In het selectieadvies zijn gegevens vermeld die niet kloppen. Klager heeft nooit aangegeven akkoord te zijn met dit advies. Klager is in Vught in september 2015 geplaatst in het plusprogramma.

De directeur heeft zijn standpunt, zoals ingenomen tegenover de beklagcommissie, in beroep als volgt – zakelijk weergegeven – toegelicht. De directeur heeft kennelijk geen contact opgenomen met een medewerker van de p.i. Grave toen klager aangaf daar
in
het plusprogramma te hebben verbleven. Door gedetineerden wordt vaak aangegeven dat zij in de inrichting van herkomst in het plusprogramma hebben verbleven. Het is praktisch niet mogelijk om in al die gevallen navraag te doen. Uitgegaan wordt van de
juistheid van een selectieadvies. Bij twijfel wordt een gedetineerde in het plusprogramma geplaatst. De directeur bevestigt dat in het selectieadvies geen feiten of omstandigheden zijn vermeld die aanleiding konden zijn voor plaatsing van klager in het
basisprogramma.

3. De beoordeling
Aan de orde is de vraag of de directeur in redelijkheid heeft kunnen beslissen klager bij binnenkomst in de p.i. Vught in het basisprogramma te plaatsen. In het selectieadvies van de p.i. Grave staat niet of klager in die inrichting in het plus- of
basisprogramma heeft verbleven. In het selectieadvies staat onder “Conclusie en advies” dat “plaatsing van klager in het basisprogramma goed wordt bevonden”. Deze conclusie wordt naar het oordeel van de beroepscommissie in het geheel niet gedragen door
de inhoud van het selectieadvies. Onweersproken is door klager gesteld dat hij in de p.i. Grave in het plusprogramma heeft verbleven en dat hij dit aan de directeur van de p.i. Vught heeft meegedeeld.

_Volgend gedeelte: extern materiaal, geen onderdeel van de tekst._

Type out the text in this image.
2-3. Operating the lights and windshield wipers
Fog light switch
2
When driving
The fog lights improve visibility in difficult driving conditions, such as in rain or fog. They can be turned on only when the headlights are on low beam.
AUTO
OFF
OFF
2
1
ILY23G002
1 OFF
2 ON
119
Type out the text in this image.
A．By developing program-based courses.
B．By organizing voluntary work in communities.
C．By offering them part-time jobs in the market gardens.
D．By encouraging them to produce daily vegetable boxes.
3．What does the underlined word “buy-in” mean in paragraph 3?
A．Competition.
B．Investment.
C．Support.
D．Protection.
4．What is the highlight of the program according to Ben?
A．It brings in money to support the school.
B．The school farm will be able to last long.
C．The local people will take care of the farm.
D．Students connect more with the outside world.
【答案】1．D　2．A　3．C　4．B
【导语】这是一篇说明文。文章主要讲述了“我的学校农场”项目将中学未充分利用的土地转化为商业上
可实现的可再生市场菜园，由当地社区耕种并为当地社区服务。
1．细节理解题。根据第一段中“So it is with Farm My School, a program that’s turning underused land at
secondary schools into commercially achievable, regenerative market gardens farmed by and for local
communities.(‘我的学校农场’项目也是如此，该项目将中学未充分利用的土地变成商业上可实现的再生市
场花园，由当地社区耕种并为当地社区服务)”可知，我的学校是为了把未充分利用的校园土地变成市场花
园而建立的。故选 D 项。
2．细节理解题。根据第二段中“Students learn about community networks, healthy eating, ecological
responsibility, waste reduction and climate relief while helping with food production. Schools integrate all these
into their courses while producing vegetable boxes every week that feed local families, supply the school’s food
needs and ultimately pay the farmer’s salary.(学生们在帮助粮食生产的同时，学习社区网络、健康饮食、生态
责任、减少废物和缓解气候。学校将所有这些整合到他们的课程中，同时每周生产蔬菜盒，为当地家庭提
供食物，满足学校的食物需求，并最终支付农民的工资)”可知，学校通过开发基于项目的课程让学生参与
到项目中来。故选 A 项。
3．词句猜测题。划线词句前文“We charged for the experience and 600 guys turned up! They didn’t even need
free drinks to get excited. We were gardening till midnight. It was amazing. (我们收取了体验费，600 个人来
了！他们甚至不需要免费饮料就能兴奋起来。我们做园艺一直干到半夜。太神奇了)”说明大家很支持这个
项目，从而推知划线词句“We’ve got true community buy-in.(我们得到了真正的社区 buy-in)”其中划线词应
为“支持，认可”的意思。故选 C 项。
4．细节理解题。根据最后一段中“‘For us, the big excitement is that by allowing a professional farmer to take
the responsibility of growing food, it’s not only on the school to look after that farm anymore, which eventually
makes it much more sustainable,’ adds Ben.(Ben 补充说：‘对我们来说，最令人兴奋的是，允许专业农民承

Gegeven de voornoemde feiten en omstandigheden rustte naar het oordeel van de beroepscommissie op de directeur de plicht om zelf na te (laten) gaan of klager in de p.i. Grave in het basis- of in het plusprogramma heeft verbleven. Nu dit niet is
gebeurd,
is de beslissing van de directeur tot plaatsing van klager in het basisprogramma niet begrijpelijk en derhalve onredelijk en onbillijk. Het beroep zal gegrond worden verklaard. De beroepscommissie acht termen aanwezig voor het toekennen van een
tegemoetkoming en stelt deze vast op € 30,=.

4. De uitspraak
De beroepscommissie verklaart het beroep gegrond, vernietigt de uitspraak van de beklagcommissie en verklaart het beklag alsnog gegrond. Zij bepaalt dat aan klager een tegemoetkoming toekomt van € 30,=.

Aldus gegeven door de beroepscommissie voornoemd, bestaande uit mr. M.J. Stolwerk, voorzitter, drs. R.K. Boelens en J. Plaisier, MSc, leden, in tegenwoordigheid van
mr. R. Boerhof, secretaris, op 18 april 2016.